Saturday, October 12, 2013

Everyone Needs God

I am not very often in circles where people actually spurn God.  However, it seems to me that many people act like they don’t need Him.  People act like they know what’s best for their lives and don’t need God meddling in their affairs.  Sadly, this is true even in my circles and too often in my own life. 

We tend to act like independent creatures who can “handle it all” and therefore don’t think that we should allow ourselves to need; we would look too weak.  Some have been disappointed by the course life has run for them or  for others and shy away from some Sovereign who would allow it to be so.  There are those who feel better about their lives and safer when they appear to have control over it by presenting themselves as competent, successful individuals.

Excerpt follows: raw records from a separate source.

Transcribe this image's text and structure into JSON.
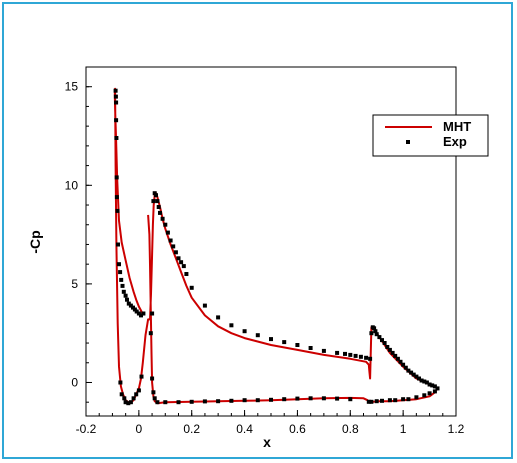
{
  "chart_data": {
    "type": "line",
    "xlabel": "x",
    "ylabel": "-Cp",
    "xlim": [
      -0.2,
      1.2
    ],
    "ylim": [
      -1.7,
      16
    ],
    "x_ticks": [
      -0.2,
      0,
      0.2,
      0.4,
      0.6,
      0.8,
      1,
      1.2
    ],
    "x_tick_labels": [
      "-0.2",
      "0",
      "0.2",
      "0.4",
      "0.6",
      "0.8",
      "1",
      "1.2"
    ],
    "y_ticks": [
      0,
      5,
      10,
      15
    ],
    "y_tick_labels": [
      "0",
      "5",
      "10",
      "15"
    ],
    "grid": false,
    "legend_position": "top-right",
    "colors": {
      "MHT": "#cc0000",
      "Exp": "#000000",
      "frame": "#2fa7d6"
    },
    "series": [
      {
        "name": "MHT",
        "style": "line",
        "x": [
          0.017,
          0.008,
          0.0,
          -0.01,
          -0.02,
          -0.035,
          -0.05,
          -0.065,
          -0.075,
          -0.082,
          -0.086,
          -0.09,
          -0.091,
          -0.09,
          -0.088,
          -0.085,
          -0.08,
          -0.075,
          -0.068,
          -0.06,
          -0.05,
          -0.04,
          -0.03,
          -0.02,
          -0.01,
          0.0,
          0.008,
          0.015,
          0.025,
          0.035,
          0.042,
          0.046,
          0.05,
          0.053,
          0.056,
          0.06,
          0.065,
          0.07,
          0.08,
          0.09,
          0.1,
          0.12,
          0.14,
          0.16,
          0.18,
          0.2,
          0.25,
          0.3,
          0.35,
          0.4,
          0.5,
          0.6,
          0.7,
          0.8,
          0.84,
          0.86,
          0.87,
          0.872,
          0.875,
          0.88,
          0.89,
          0.9,
          0.95,
          1.0,
          1.05,
          1.1,
          1.13,
          1.12,
          1.1,
          1.05,
          1.0,
          0.95,
          0.9,
          0.88,
          0.872,
          0.865,
          0.85,
          0.8,
          0.7,
          0.6,
          0.5,
          0.4,
          0.3,
          0.2,
          0.1,
          0.07,
          0.06,
          0.055,
          0.05,
          0.048,
          0.046,
          0.044,
          0.042,
          0.04,
          0.035
        ],
        "y": [
          3.4,
          3.65,
          3.85,
          4.2,
          4.6,
          5.3,
          6.2,
          7.1,
          8.2,
          10.3,
          12.3,
          13.9,
          14.6,
          14.9,
          11.0,
          7.0,
          3.0,
          0.8,
          -0.2,
          -0.6,
          -0.9,
          -1.0,
          -1.0,
          -0.9,
          -0.6,
          -0.3,
          0.2,
          1.0,
          2.4,
          3.2,
          3.2,
          4.5,
          6.5,
          8.0,
          9.0,
          9.5,
          9.6,
          9.4,
          8.9,
          8.3,
          7.8,
          7.0,
          6.3,
          5.6,
          4.9,
          4.3,
          3.4,
          2.85,
          2.5,
          2.25,
          1.9,
          1.65,
          1.4,
          1.2,
          1.1,
          1.05,
          0.9,
          0.6,
          0.2,
          2.8,
          2.7,
          2.5,
          1.5,
          0.8,
          0.2,
          -0.1,
          -0.3,
          -0.5,
          -0.7,
          -0.85,
          -0.9,
          -0.95,
          -0.95,
          -1.0,
          -1.0,
          -0.9,
          -0.8,
          -0.78,
          -0.8,
          -0.85,
          -0.9,
          -0.93,
          -0.95,
          -0.98,
          -1.0,
          -1.05,
          -0.95,
          -0.7,
          0.0,
          1.5,
          3.0,
          4.5,
          6.0,
          7.5,
          8.5
        ]
      },
      {
        "name": "Exp",
        "style": "markers",
        "x": [
          -0.088,
          -0.087,
          -0.086,
          -0.086,
          -0.085,
          -0.084,
          -0.083,
          -0.081,
          -0.079,
          -0.075,
          -0.071,
          -0.067,
          -0.062,
          -0.057,
          -0.05,
          -0.045,
          -0.038,
          -0.03,
          -0.022,
          -0.015,
          -0.008,
          0.0,
          0.008,
          0.017,
          -0.07,
          -0.065,
          -0.055,
          -0.05,
          -0.04,
          -0.03,
          -0.02,
          -0.01,
          0.0,
          0.01,
          0.045,
          0.05,
          0.055,
          0.06,
          0.065,
          0.07,
          0.075,
          0.08,
          0.09,
          0.1,
          0.11,
          0.12,
          0.13,
          0.14,
          0.15,
          0.16,
          0.17,
          0.18,
          0.2,
          0.25,
          0.3,
          0.35,
          0.4,
          0.45,
          0.5,
          0.55,
          0.6,
          0.65,
          0.7,
          0.75,
          0.78,
          0.8,
          0.82,
          0.84,
          0.86,
          0.875,
          0.88,
          0.885,
          0.89,
          0.895,
          0.9,
          0.91,
          0.92,
          0.93,
          0.94,
          0.95,
          0.96,
          0.97,
          0.98,
          0.99,
          1.0,
          1.01,
          1.02,
          1.03,
          1.04,
          1.05,
          1.06,
          1.07,
          1.08,
          1.09,
          1.1,
          1.11,
          1.12,
          1.13,
          1.12,
          1.1,
          1.08,
          1.05,
          1.02,
          1.0,
          0.97,
          0.95,
          0.92,
          0.9,
          0.88,
          0.87,
          0.8,
          0.75,
          0.7,
          0.65,
          0.6,
          0.55,
          0.5,
          0.45,
          0.4,
          0.35,
          0.3,
          0.25,
          0.2,
          0.15,
          0.1,
          0.07,
          0.06,
          0.055,
          0.05
        ],
        "y": [
          14.8,
          14.5,
          14.2,
          13.3,
          12.4,
          10.4,
          9.4,
          8.7,
          7.0,
          6.0,
          5.6,
          5.2,
          4.9,
          4.6,
          4.4,
          4.2,
          4.0,
          3.9,
          3.8,
          3.7,
          3.6,
          3.5,
          3.4,
          3.5,
          0.0,
          -0.6,
          -0.8,
          -1.0,
          -1.05,
          -1.0,
          -0.8,
          -0.6,
          -0.4,
          0.3,
          2.5,
          3.5,
          9.2,
          9.6,
          9.5,
          9.2,
          8.9,
          8.6,
          8.3,
          8.0,
          7.6,
          7.2,
          6.9,
          6.6,
          6.3,
          6.1,
          5.9,
          5.5,
          4.8,
          3.9,
          3.3,
          2.9,
          2.6,
          2.4,
          2.2,
          2.05,
          1.9,
          1.75,
          1.6,
          1.5,
          1.45,
          1.4,
          1.35,
          1.3,
          1.25,
          1.2,
          2.5,
          2.8,
          2.75,
          2.6,
          2.45,
          2.3,
          2.15,
          2.0,
          1.8,
          1.65,
          1.5,
          1.35,
          1.2,
          1.05,
          0.9,
          0.75,
          0.6,
          0.5,
          0.4,
          0.3,
          0.2,
          0.1,
          0.05,
          0.0,
          -0.1,
          -0.15,
          -0.2,
          -0.3,
          -0.45,
          -0.55,
          -0.65,
          -0.75,
          -0.85,
          -0.85,
          -0.9,
          -0.9,
          -0.93,
          -0.95,
          -0.98,
          -0.98,
          -0.85,
          -0.82,
          -0.8,
          -0.8,
          -0.82,
          -0.85,
          -0.88,
          -0.9,
          -0.9,
          -0.93,
          -0.95,
          -0.96,
          -0.98,
          -1.0,
          -1.0,
          -1.0,
          -0.8,
          -0.5,
          0.2
        ]
      }
    ]
  }
}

The problem with this comes in the truth that we never really are fully in control.  It’s really a sham that we put on for ourselves and as many around as we can get to buy it.  When this fragile alter-reality starts falling, we are in trouble.  Or perhaps rather, it is then we can be rescued. 

Everyone does need God...if no other reason than He holds the universe in check.  Yes, there are complex and mind blowing “laws of nature” that keep the earth spinning and sun shining, but God made those laws, keeps them functioning, and can cause them to stop.  In addition to that, we really don’t have control over our own little worlds like we think we do.  While suffering is inevitable for the child of God, there are bumps in the road that we needn't hit if we are following Him.  When the realities of the broken world around come crashing in on our lives, we don’t need to handle it on our own.  God will be there to help us through them.  We need Him.  Desperately.  So far, we're only talking about living here and haven't even touched on our need for eternity.  The need there is far greater.

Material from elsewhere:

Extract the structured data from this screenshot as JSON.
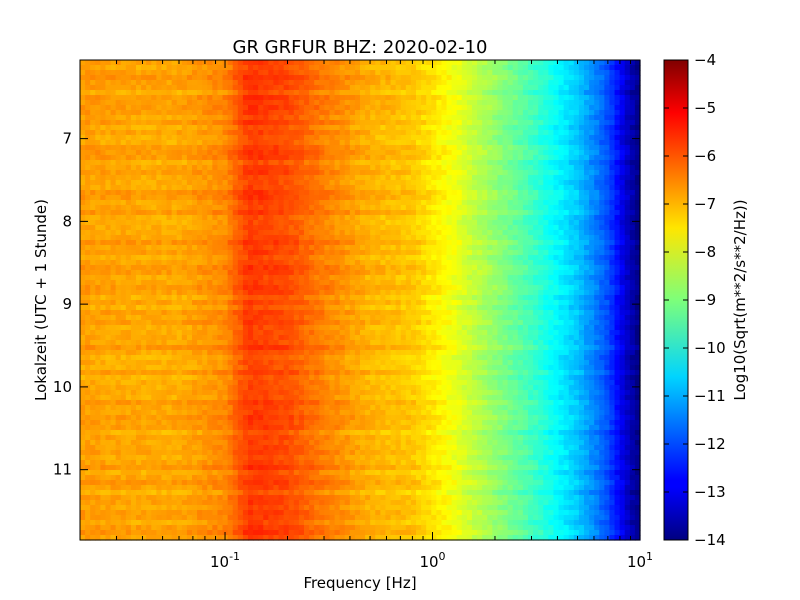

As the years go by, I find it better to need Him than to try to make it on my own.  I tend to want to make it on my own.  I don’t want to need others.  I want to prove myself worthy.  I want a good reputation.  Little by little, all those attitudes have been uncovered.  They are not what God calls me to.  God wants me to trustfully walk in dependence on Him and interdependence with His people.  I will never be worthy by anything I do without the blood of Christ covering all my sin and inadequate attempts to do so.  My reputation matters little if it is about me – when my whole life needs to be wrapped up in who He is.  I found out I can’t keep any of that together and I am desperately needy.  I’m learning to be okay with that.  I can't say I am okay with this all the time, but I’m learning. 


It helps that He is always, always faithful...even when I don't understand.